A decisão judicial impôs que os vizinhos ofensores mantivessem ao mínimo 300 metros de distância da vítima e dos seus familiares, abstendo-se de contatos por telefone, e-mail, WhatsApp ou quaisquer outros meios diretos ou indiretos.
Outro bom exemplo: em princípio, conforme afirmado acima, a Lei Maria da Penha pressupõe a existência de vulnerabilidade do gênero feminino, por tal razão se destina a proteger as mulheres. Exige ainda essa lei que a violência se dê no âmbito da unidade doméstica ou familiar, que tenham agressor e vítima alguma relação de afeto (não se exige vínculo familiar e se admite relacionamento esporádico). Então, em regra, essa lei tem como objetivo a proteção de namoradas, esposas, companheiras e filhas dos seus respectivos namorados, maridos, companheiros e pais. Pode parecer afastada, em tese, a aplicação da lei para ocorrências entre vizinhos. No entanto, decisão judicial em decorrência de briga entre vizinhas conferiu medidas protetivas com base na Lei Maria da Penha à idosa de 81 anos e seus familiares[2], determinando que a agressora se abstivesse de adentrar à casa da vítima, dela se aproximar, conversar com ela ou com sua família, tudo por conta de discussões, xingamentos, ameaças e agressões motivadas pela poda de uma árvore cujos galhos sujavam o quintal da agressora.
“(…) O Ministério Público opinou favoravelmente à concessão das medidas requeridas às fls. 37/38. Há relatos de reiteradas agressões verbais e físicas a pessoa vulnerável (81 anos), além de ameaças graves à integridade física e à própria vida da suplicante. Assim, diante dos elementos contidos no presente, DEFIRO A CONCESSÃO DAS MEDIDAS PRETENDIDAS PELA REQUERENTE e com fulcro no artigo 22 da Lei Maria da Penha, determino: a) Proibição da requerida de acesso ou frequência à residência e locais de trabalho da suposta ofendida (ateliê/galeria e locais em que a autora possa promover vernissages), nos termos do artigo 319, II do CPP; b) Proibição de aproximação junto à suposta ofendida. Deixo de impor distância em metragem específica, conquanto vizinhas, mas estipulo distância na qual não seja possível qualquer contato físico; c) Proibição da requerida de ter contato com a requerente e seus familiares por qualquer meio de comunicação; d) Proibição da agressora de contatar a agredida por qualquer meio de comunicação (artigo 319, III do CPP).
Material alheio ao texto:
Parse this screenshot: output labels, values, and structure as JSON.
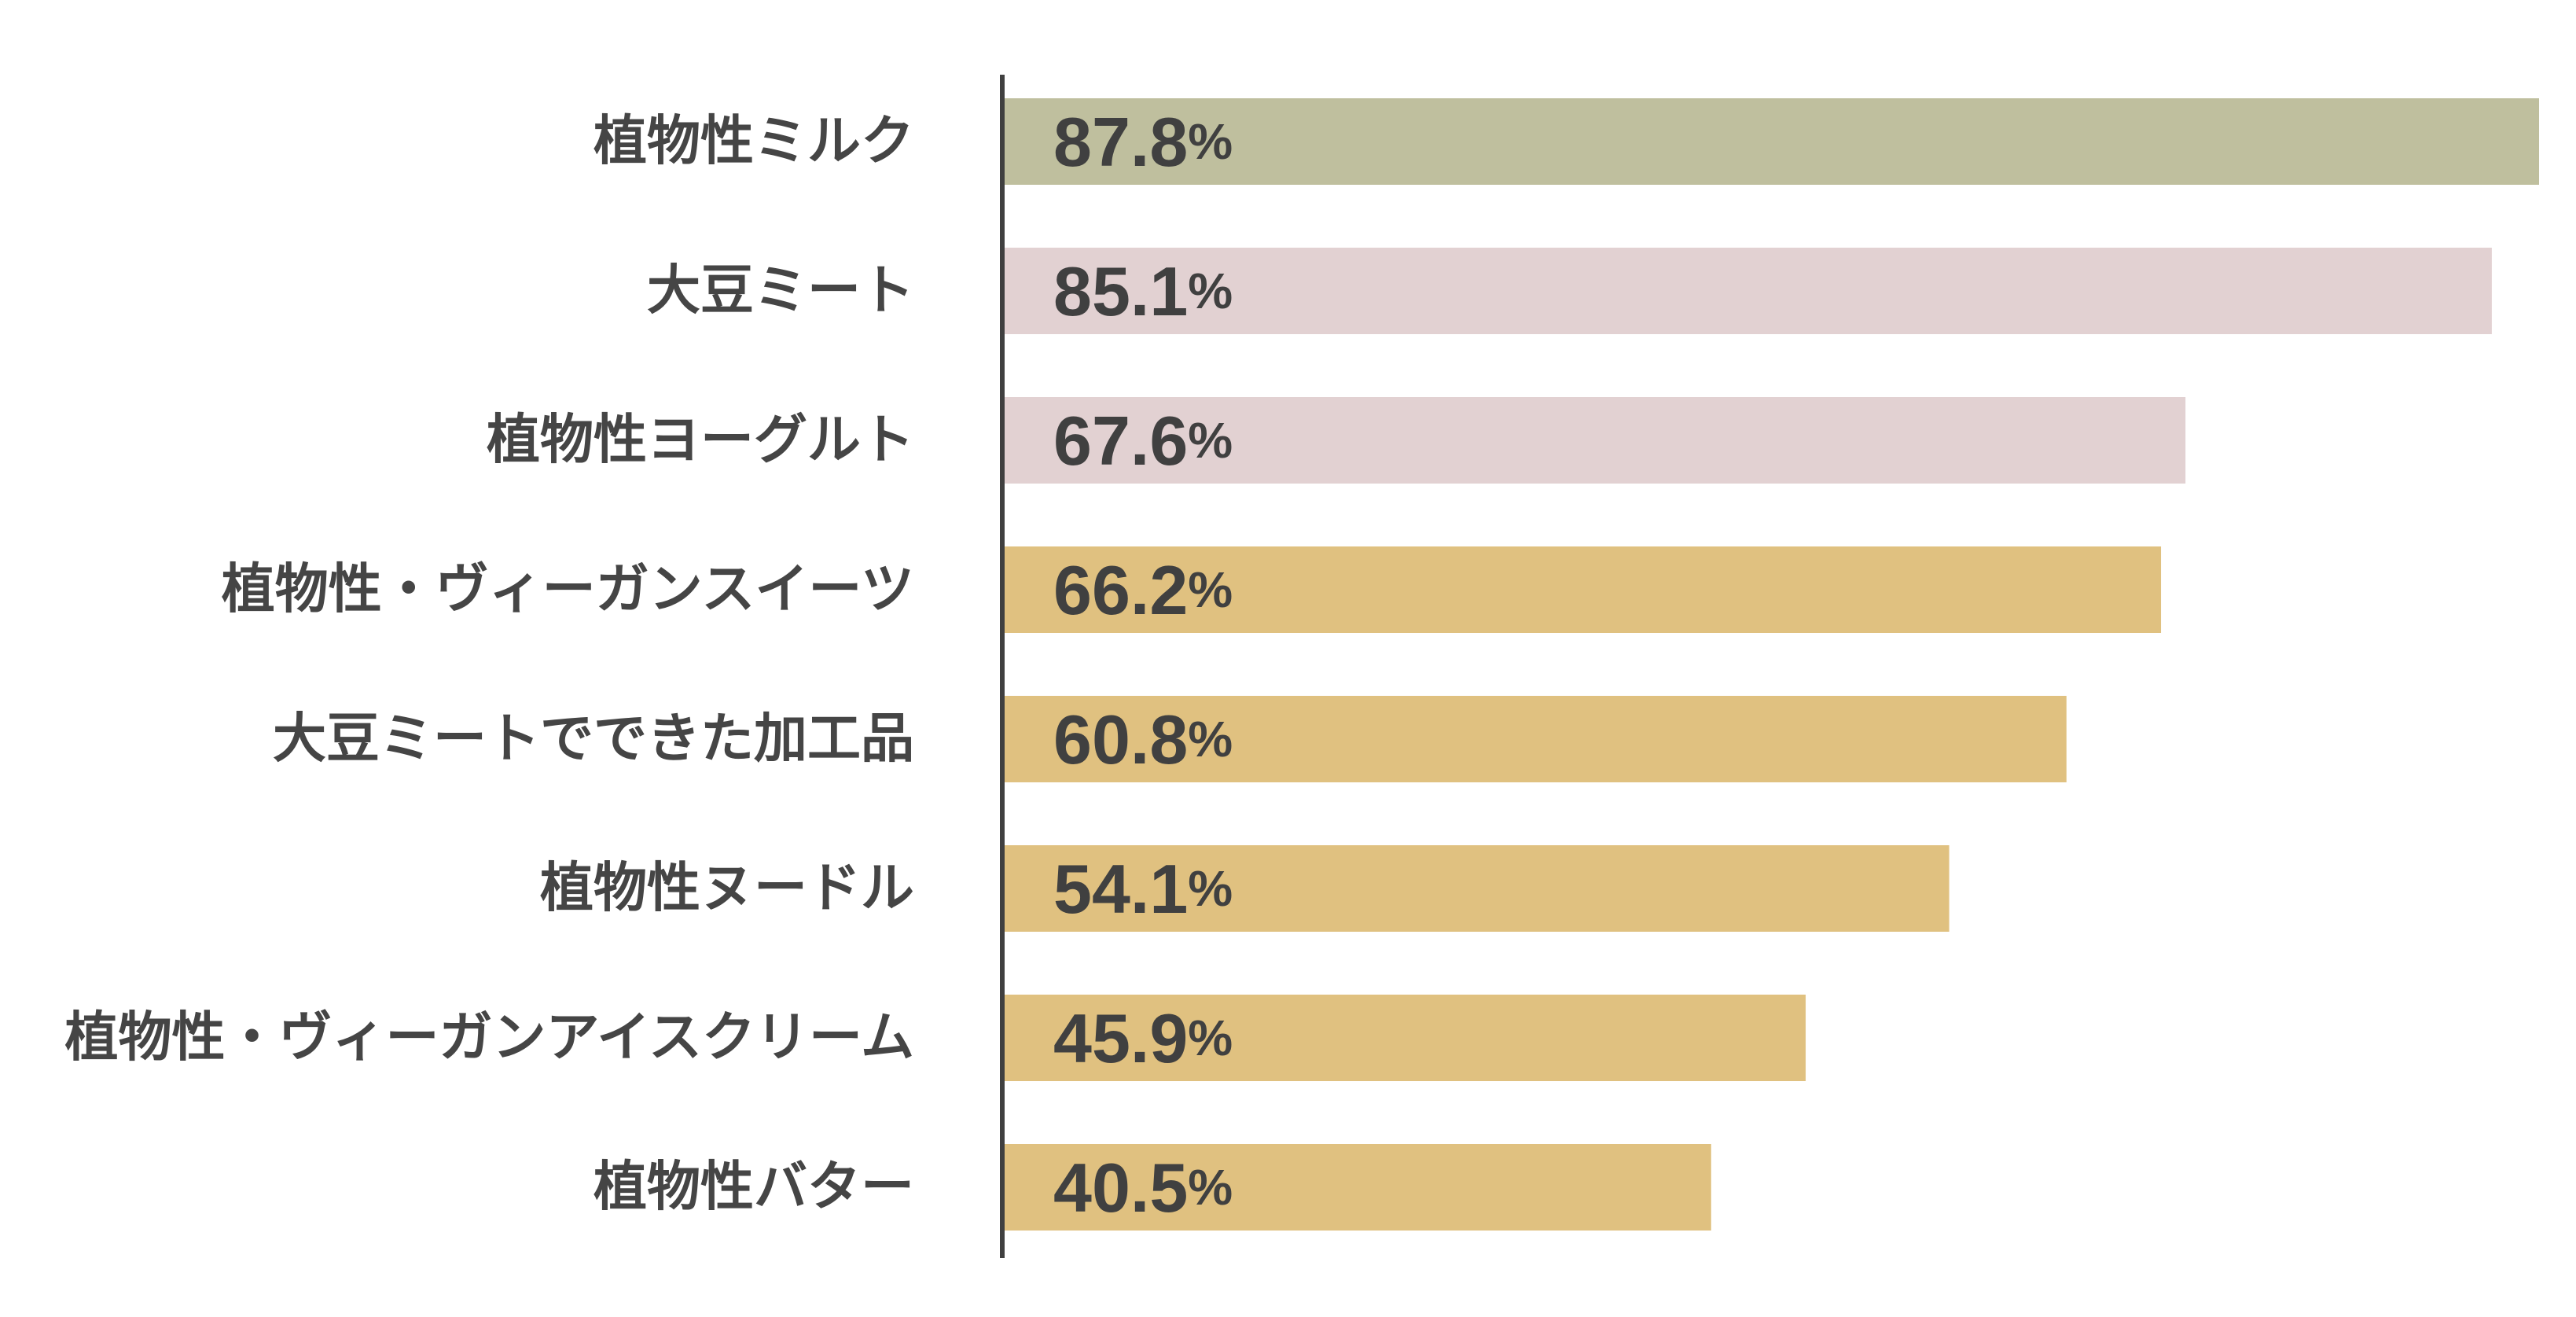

Intimem-se as partes envolvidas, ficando consignado que o descumprimento da ordem poderá ensejar crime de desobediência e prisão preventiva.”
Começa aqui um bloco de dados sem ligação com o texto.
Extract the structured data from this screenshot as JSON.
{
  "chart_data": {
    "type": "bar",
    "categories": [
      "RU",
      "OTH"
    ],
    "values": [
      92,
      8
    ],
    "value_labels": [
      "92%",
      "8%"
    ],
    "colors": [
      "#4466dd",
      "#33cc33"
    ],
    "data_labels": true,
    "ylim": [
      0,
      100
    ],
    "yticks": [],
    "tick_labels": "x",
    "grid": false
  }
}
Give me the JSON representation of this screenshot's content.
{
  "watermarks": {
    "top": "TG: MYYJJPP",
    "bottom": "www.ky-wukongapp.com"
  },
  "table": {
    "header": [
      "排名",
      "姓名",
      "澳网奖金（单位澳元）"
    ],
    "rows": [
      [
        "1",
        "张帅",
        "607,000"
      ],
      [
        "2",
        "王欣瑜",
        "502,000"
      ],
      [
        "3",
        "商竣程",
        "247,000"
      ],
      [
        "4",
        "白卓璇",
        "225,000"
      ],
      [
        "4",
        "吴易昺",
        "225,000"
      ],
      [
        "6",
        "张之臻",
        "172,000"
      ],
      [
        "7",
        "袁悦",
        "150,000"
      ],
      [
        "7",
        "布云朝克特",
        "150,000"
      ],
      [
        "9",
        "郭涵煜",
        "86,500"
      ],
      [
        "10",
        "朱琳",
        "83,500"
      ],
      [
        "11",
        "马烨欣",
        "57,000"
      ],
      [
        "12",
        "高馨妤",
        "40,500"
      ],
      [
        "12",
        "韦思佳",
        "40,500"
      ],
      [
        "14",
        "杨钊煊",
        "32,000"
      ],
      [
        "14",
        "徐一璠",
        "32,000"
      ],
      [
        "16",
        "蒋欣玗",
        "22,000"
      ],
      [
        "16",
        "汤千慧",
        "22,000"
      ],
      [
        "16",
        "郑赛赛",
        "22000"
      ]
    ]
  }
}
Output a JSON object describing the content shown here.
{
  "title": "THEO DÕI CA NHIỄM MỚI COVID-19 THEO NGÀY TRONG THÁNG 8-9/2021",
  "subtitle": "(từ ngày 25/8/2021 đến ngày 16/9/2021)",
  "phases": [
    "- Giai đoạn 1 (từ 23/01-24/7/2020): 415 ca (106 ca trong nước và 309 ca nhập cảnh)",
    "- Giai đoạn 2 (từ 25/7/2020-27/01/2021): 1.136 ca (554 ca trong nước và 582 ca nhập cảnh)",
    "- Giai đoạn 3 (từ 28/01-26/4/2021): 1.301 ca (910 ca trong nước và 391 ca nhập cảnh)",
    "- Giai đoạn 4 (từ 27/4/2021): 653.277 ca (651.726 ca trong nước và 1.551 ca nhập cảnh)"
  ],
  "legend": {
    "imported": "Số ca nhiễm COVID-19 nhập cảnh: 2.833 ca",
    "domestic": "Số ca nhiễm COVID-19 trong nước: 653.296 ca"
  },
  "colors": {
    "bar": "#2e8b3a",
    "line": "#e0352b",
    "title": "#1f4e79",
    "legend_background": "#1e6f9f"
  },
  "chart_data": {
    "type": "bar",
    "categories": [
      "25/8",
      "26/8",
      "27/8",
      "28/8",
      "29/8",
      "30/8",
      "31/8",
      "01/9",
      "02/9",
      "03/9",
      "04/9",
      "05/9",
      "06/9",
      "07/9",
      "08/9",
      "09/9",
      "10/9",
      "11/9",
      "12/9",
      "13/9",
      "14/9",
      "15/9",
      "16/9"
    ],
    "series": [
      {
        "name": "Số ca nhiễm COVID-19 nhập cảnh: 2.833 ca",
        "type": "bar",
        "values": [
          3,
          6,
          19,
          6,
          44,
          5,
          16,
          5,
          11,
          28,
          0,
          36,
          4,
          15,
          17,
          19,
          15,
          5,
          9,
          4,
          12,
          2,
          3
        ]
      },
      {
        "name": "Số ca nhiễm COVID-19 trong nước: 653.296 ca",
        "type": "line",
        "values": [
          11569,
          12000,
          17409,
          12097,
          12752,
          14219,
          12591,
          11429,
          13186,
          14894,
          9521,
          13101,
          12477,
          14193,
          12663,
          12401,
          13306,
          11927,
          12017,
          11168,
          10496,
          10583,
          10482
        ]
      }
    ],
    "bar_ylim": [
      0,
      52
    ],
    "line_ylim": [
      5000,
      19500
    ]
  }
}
Da leitura dos exemplos acima, não restam dúvidas de que muito embora a Lei Maria da Penha não seja, originariamente, destinada à solução de conflitos de vizinhança, nada impede que tenha alguns dos seus dispositivos aplicados em casos de brigas entre vizinhos, excepcionalmente ainda que para amparar vítima que não seja mulher. Nesse sentido vem decidindo o Poder Judiciário.
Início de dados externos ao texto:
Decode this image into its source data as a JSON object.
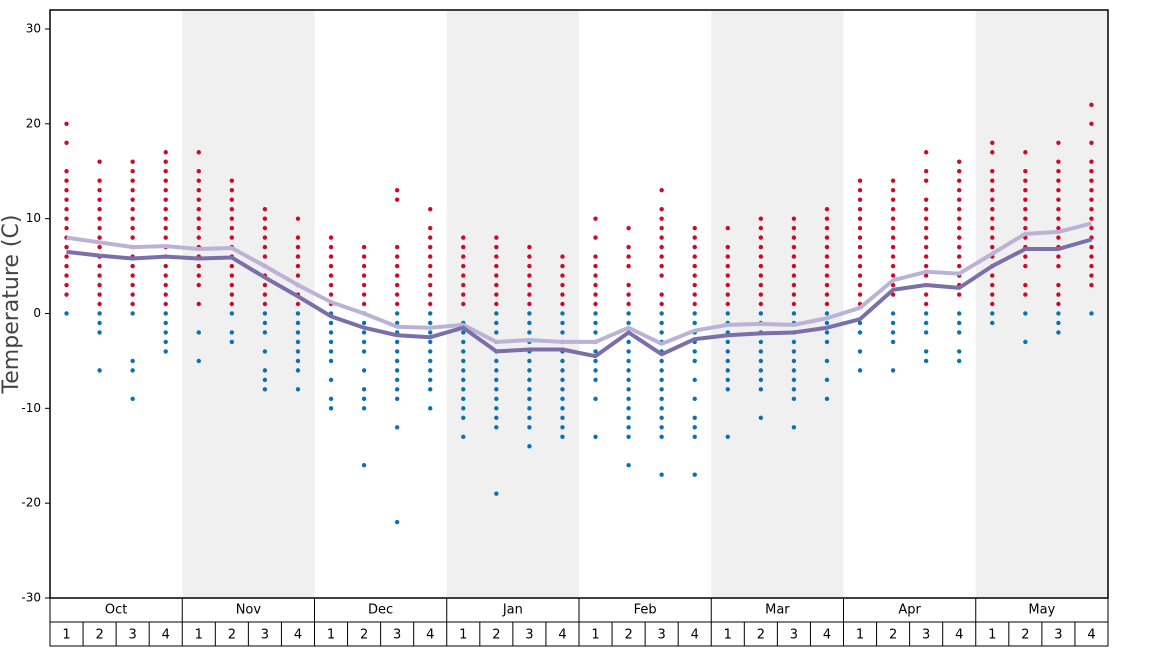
{
  "chart_data": {
    "type": "dot-line",
    "y_label": "Temperature (C)",
    "ylim": [
      -30,
      32
    ],
    "yticks": [
      -30,
      -20,
      -10,
      0,
      10,
      20,
      30
    ],
    "months": [
      "Oct",
      "Nov",
      "Dec",
      "Jan",
      "Feb",
      "Mar",
      "Apr",
      "May"
    ],
    "weeks": [
      "1",
      "2",
      "3",
      "4"
    ],
    "shaded_months": [
      false,
      true,
      false,
      true,
      false,
      true,
      false,
      true
    ],
    "lines": [
      {
        "color": "#bab3d6",
        "values": [
          8.0,
          7.5,
          7.0,
          7.1,
          6.8,
          6.9,
          5.0,
          3.0,
          1.2,
          0.0,
          -1.4,
          -1.5,
          -1.2,
          -3.0,
          -2.8,
          -3.0,
          -3.0,
          -1.5,
          -3.2,
          -1.8,
          -1.2,
          -1.1,
          -1.2,
          -0.5,
          0.6,
          3.5,
          4.4,
          4.2,
          6.3,
          8.4,
          8.6,
          9.5
        ]
      },
      {
        "color": "#7a6fa9",
        "values": [
          6.5,
          6.1,
          5.8,
          6.0,
          5.8,
          5.9,
          3.8,
          1.8,
          -0.3,
          -1.5,
          -2.3,
          -2.5,
          -1.5,
          -4.0,
          -3.8,
          -3.8,
          -4.5,
          -2.0,
          -4.3,
          -2.7,
          -2.3,
          -2.1,
          -2.0,
          -1.5,
          -0.6,
          2.5,
          3.0,
          2.7,
          5.0,
          6.8,
          6.8,
          7.8
        ]
      }
    ],
    "dots": {
      "high_color": "#cc0a2b",
      "low_color": "#0a72b3",
      "high": [
        [
          20,
          18,
          15,
          14,
          13,
          12,
          11,
          10,
          9,
          8,
          7,
          6,
          5,
          4,
          3,
          2
        ],
        [
          16,
          14,
          13,
          12,
          11,
          10,
          9,
          8,
          7,
          6,
          5,
          4,
          3,
          2,
          1
        ],
        [
          16,
          15,
          14,
          13,
          12,
          11,
          10,
          9,
          8,
          7,
          6,
          5,
          4,
          3,
          2,
          1
        ],
        [
          17,
          16,
          15,
          14,
          13,
          12,
          11,
          10,
          9,
          8,
          7,
          6,
          5,
          4,
          3,
          2,
          1
        ],
        [
          17,
          15,
          14,
          13,
          12,
          11,
          10,
          9,
          8,
          7,
          6,
          5,
          4,
          3,
          1
        ],
        [
          14,
          13,
          12,
          11,
          10,
          9,
          8,
          7,
          6,
          5,
          4,
          3,
          2,
          1
        ],
        [
          11,
          10,
          9,
          8,
          7,
          6,
          5,
          4,
          3,
          2,
          1
        ],
        [
          10,
          8,
          7,
          6,
          5,
          4,
          3,
          2,
          1
        ],
        [
          8,
          7,
          6,
          5,
          4,
          3,
          2,
          1
        ],
        [
          7,
          6,
          5,
          4,
          3,
          2,
          1
        ],
        [
          13,
          12,
          7,
          6,
          5,
          4,
          3,
          2,
          1
        ],
        [
          11,
          9,
          8,
          7,
          6,
          5,
          4,
          3,
          2,
          1
        ],
        [
          8,
          7,
          6,
          5,
          4,
          3,
          2,
          1
        ],
        [
          8,
          7,
          6,
          5,
          4,
          3,
          2,
          1
        ],
        [
          7,
          6,
          5,
          4,
          3,
          2,
          1
        ],
        [
          6,
          5,
          4,
          3,
          2,
          1
        ],
        [
          10,
          8,
          6,
          5,
          4,
          3,
          2,
          1
        ],
        [
          9,
          7,
          6,
          5,
          3,
          2,
          1
        ],
        [
          13,
          11,
          10,
          9,
          8,
          7,
          6,
          5,
          4,
          2,
          1
        ],
        [
          9,
          8,
          7,
          6,
          5,
          4,
          3,
          2,
          1
        ],
        [
          9,
          7,
          6,
          5,
          4,
          3,
          2,
          1
        ],
        [
          10,
          9,
          8,
          7,
          6,
          5,
          4,
          3,
          2,
          1
        ],
        [
          10,
          9,
          8,
          7,
          6,
          5,
          4,
          3,
          2,
          1
        ],
        [
          11,
          10,
          9,
          8,
          7,
          6,
          5,
          4,
          3,
          2,
          1
        ],
        [
          14,
          13,
          12,
          11,
          10,
          9,
          8,
          7,
          6,
          5,
          4,
          3,
          2,
          1
        ],
        [
          14,
          13,
          12,
          11,
          10,
          9,
          8,
          7,
          6,
          5,
          4,
          3,
          2
        ],
        [
          17,
          15,
          14,
          12,
          11,
          10,
          9,
          8,
          7,
          6,
          5,
          4,
          3,
          2,
          1
        ],
        [
          16,
          15,
          14,
          13,
          12,
          11,
          10,
          9,
          8,
          7,
          6,
          5,
          4,
          3,
          2
        ],
        [
          18,
          17,
          15,
          14,
          13,
          12,
          11,
          10,
          9,
          8,
          7,
          6,
          5,
          4,
          3,
          2,
          1
        ],
        [
          17,
          15,
          14,
          13,
          12,
          11,
          10,
          9,
          8,
          7,
          6,
          5,
          3,
          2
        ],
        [
          18,
          16,
          15,
          14,
          13,
          12,
          11,
          10,
          9,
          8,
          7,
          6,
          5,
          3,
          2,
          1
        ],
        [
          22,
          20,
          18,
          16,
          15,
          14,
          13,
          12,
          11,
          10,
          9,
          8,
          7,
          6,
          5,
          4,
          3
        ]
      ],
      "low": [
        [
          0
        ],
        [
          0,
          -1,
          -2,
          -6
        ],
        [
          0,
          -5,
          -6,
          -9
        ],
        [
          0,
          -1,
          -2,
          -3,
          -4
        ],
        [
          -2,
          -5
        ],
        [
          0,
          -2,
          -3
        ],
        [
          0,
          -1,
          -2,
          -4,
          -6,
          -7,
          -8
        ],
        [
          0,
          -1,
          -2,
          -3,
          -4,
          -5,
          -6,
          -8
        ],
        [
          0,
          -1,
          -2,
          -3,
          -4,
          -5,
          -7,
          -9,
          -10
        ],
        [
          0,
          -1,
          -2,
          -3,
          -4,
          -6,
          -8,
          -9,
          -10,
          -16
        ],
        [
          0,
          -1,
          -2,
          -3,
          -4,
          -5,
          -6,
          -7,
          -8,
          -9,
          -12,
          -22
        ],
        [
          0,
          -1,
          -2,
          -3,
          -4,
          -5,
          -6,
          -7,
          -8,
          -10
        ],
        [
          -1,
          -2,
          -3,
          -4,
          -5,
          -6,
          -7,
          -8,
          -9,
          -10,
          -11,
          -13
        ],
        [
          0,
          -1,
          -2,
          -3,
          -4,
          -5,
          -6,
          -7,
          -8,
          -9,
          -10,
          -11,
          -12,
          -19
        ],
        [
          0,
          -1,
          -2,
          -3,
          -4,
          -5,
          -6,
          -7,
          -8,
          -9,
          -10,
          -11,
          -12,
          -14
        ],
        [
          0,
          -1,
          -2,
          -3,
          -4,
          -5,
          -6,
          -7,
          -8,
          -9,
          -10,
          -11,
          -12,
          -13
        ],
        [
          0,
          -1,
          -2,
          -3,
          -4,
          -5,
          -6,
          -7,
          -9,
          -13
        ],
        [
          0,
          -1,
          -2,
          -3,
          -4,
          -5,
          -6,
          -7,
          -8,
          -9,
          -10,
          -11,
          -12,
          -13,
          -16
        ],
        [
          0,
          -1,
          -2,
          -3,
          -4,
          -5,
          -6,
          -7,
          -8,
          -9,
          -10,
          -11,
          -12,
          -13,
          -17
        ],
        [
          0,
          -1,
          -2,
          -3,
          -4,
          -5,
          -7,
          -9,
          -11,
          -12,
          -13,
          -17
        ],
        [
          0,
          -1,
          -2,
          -3,
          -4,
          -5,
          -6,
          -7,
          -8,
          -13
        ],
        [
          0,
          -1,
          -2,
          -3,
          -4,
          -5,
          -6,
          -7,
          -8,
          -11
        ],
        [
          0,
          -1,
          -2,
          -3,
          -4,
          -5,
          -6,
          -7,
          -8,
          -9,
          -12
        ],
        [
          0,
          -1,
          -2,
          -3,
          -5,
          -7,
          -9
        ],
        [
          -1,
          -2,
          -4,
          -6
        ],
        [
          0,
          -1,
          -2,
          -3,
          -6
        ],
        [
          0,
          -1,
          -2,
          -4,
          -5
        ],
        [
          0,
          -1,
          -2,
          -4,
          -5
        ],
        [
          0,
          -1
        ],
        [
          0,
          -3
        ],
        [
          0,
          -1,
          -2
        ],
        [
          0
        ]
      ]
    }
  }
}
Por fim, independentemente da Lei Maria da Penha, por certo que os bons advogados têm conhecimento de que no nosso Ordenamento Jurídico existem dispositivos legais aptos a conferir segurança e embasar pedidos que podem obter, com urgência, decisões judiciais capazes de afastar a presença de moradores que indubitavelmente apresentem risco aos demais condôminos, primando pela paz da coletividade e integridade física daqueles que vivem em condomínio.